This was a launch with 4 balloons tied together to launch a 5 kg
payload. It reached a height of about 25 km before the balloons burst.
We had filled the
balloons to a lifting capacity of 5 kg which, for these Pawan 2kg
balloons, appears
to give a burst altitude of 25 km. We followed the payload for about 6
hours when the battery
on the tracker failed at which point it had descended to 19 km. It fell
to the ground soon
after that and was recovered by the local kids.
We later found that the parachute did not open because the line to the
balloons had fouled the parachute lines but, in a fortuitous
combination
of errors, one balloon had a leak and so did not burst and let the
payload
fall slowly enough that there was no damage.

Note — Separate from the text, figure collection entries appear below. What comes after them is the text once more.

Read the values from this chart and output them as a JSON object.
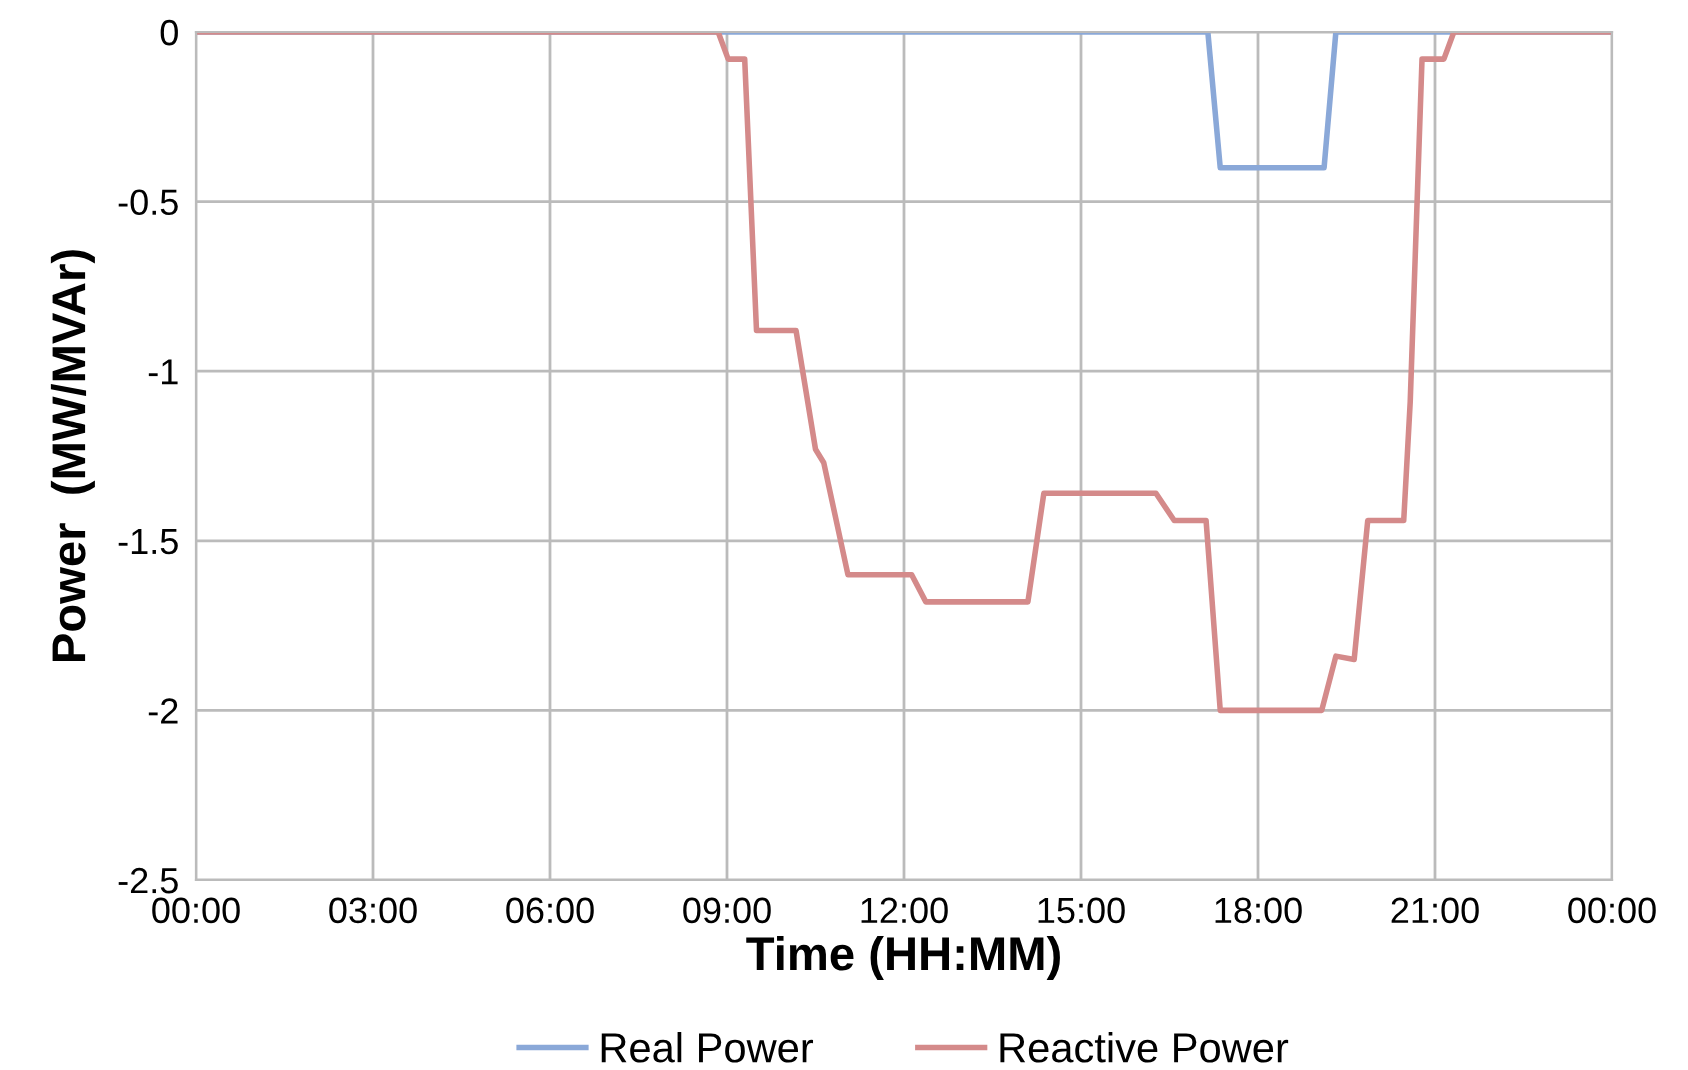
{
  "chart_data": {
    "type": "line",
    "xlabel": "Time (HH:MM)",
    "ylabel": "Power  (MW/MVAr)",
    "xlim": [
      0,
      24
    ],
    "xticks": [
      {
        "value": 0,
        "label": "00:00"
      },
      {
        "value": 3,
        "label": "03:00"
      },
      {
        "value": 6,
        "label": "06:00"
      },
      {
        "value": 9,
        "label": "09:00"
      },
      {
        "value": 12,
        "label": "12:00"
      },
      {
        "value": 15,
        "label": "15:00"
      },
      {
        "value": 18,
        "label": "18:00"
      },
      {
        "value": 21,
        "label": "21:00"
      },
      {
        "value": 24,
        "label": "00:00"
      }
    ],
    "ylim": [
      -2.5,
      0
    ],
    "yticks": [
      -2.5,
      -2,
      -1.5,
      -1,
      -0.5,
      0
    ],
    "grid": true,
    "legend": "bottom",
    "series": [
      {
        "name": "Real Power",
        "color": "#8aa8d8",
        "x": [
          0,
          17.15,
          17.36,
          19.12,
          19.32,
          24
        ],
        "values": [
          0,
          0,
          -0.4,
          -0.4,
          0,
          0
        ]
      },
      {
        "name": "Reactive Power",
        "color": "#d48a8a",
        "x": [
          0,
          8.85,
          9.02,
          9.3,
          9.5,
          10.17,
          10.5,
          10.64,
          11.05,
          12.13,
          12.37,
          14.1,
          14.37,
          16.27,
          16.58,
          17.12,
          17.36,
          19.08,
          19.32,
          19.63,
          19.86,
          20.47,
          20.58,
          20.78,
          21.15,
          21.32,
          24
        ],
        "values": [
          0,
          0,
          -0.08,
          -0.08,
          -0.88,
          -0.88,
          -1.23,
          -1.27,
          -1.6,
          -1.6,
          -1.68,
          -1.68,
          -1.36,
          -1.36,
          -1.44,
          -1.44,
          -2.0,
          -2.0,
          -1.84,
          -1.85,
          -1.44,
          -1.44,
          -1.09,
          -0.08,
          -0.08,
          0,
          0
        ]
      }
    ]
  }
}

Although the kids who found the payload pulled everything apart,
nothing was damaged and they later
telephoned us and returned everything safely.
The scientific purpose of the experiment was to measure airglow lines
but the spectrograph
was saturated, presumably by bright clouds reflecting sunlight back
into the entrance slit.
The image to the left shows the balloons filled at our CREST campus and
ready to go and was
taken from the roof of the building. The second image is from a USB
camera mounted on the top
of the payload to monitor the balloons and shows the children who
picked up the balloon and the payload.
We also had a camera pointed out the side which worked for about two
hours until the payload overheated.
It took one frame every 10 seconds which we have combined into a video.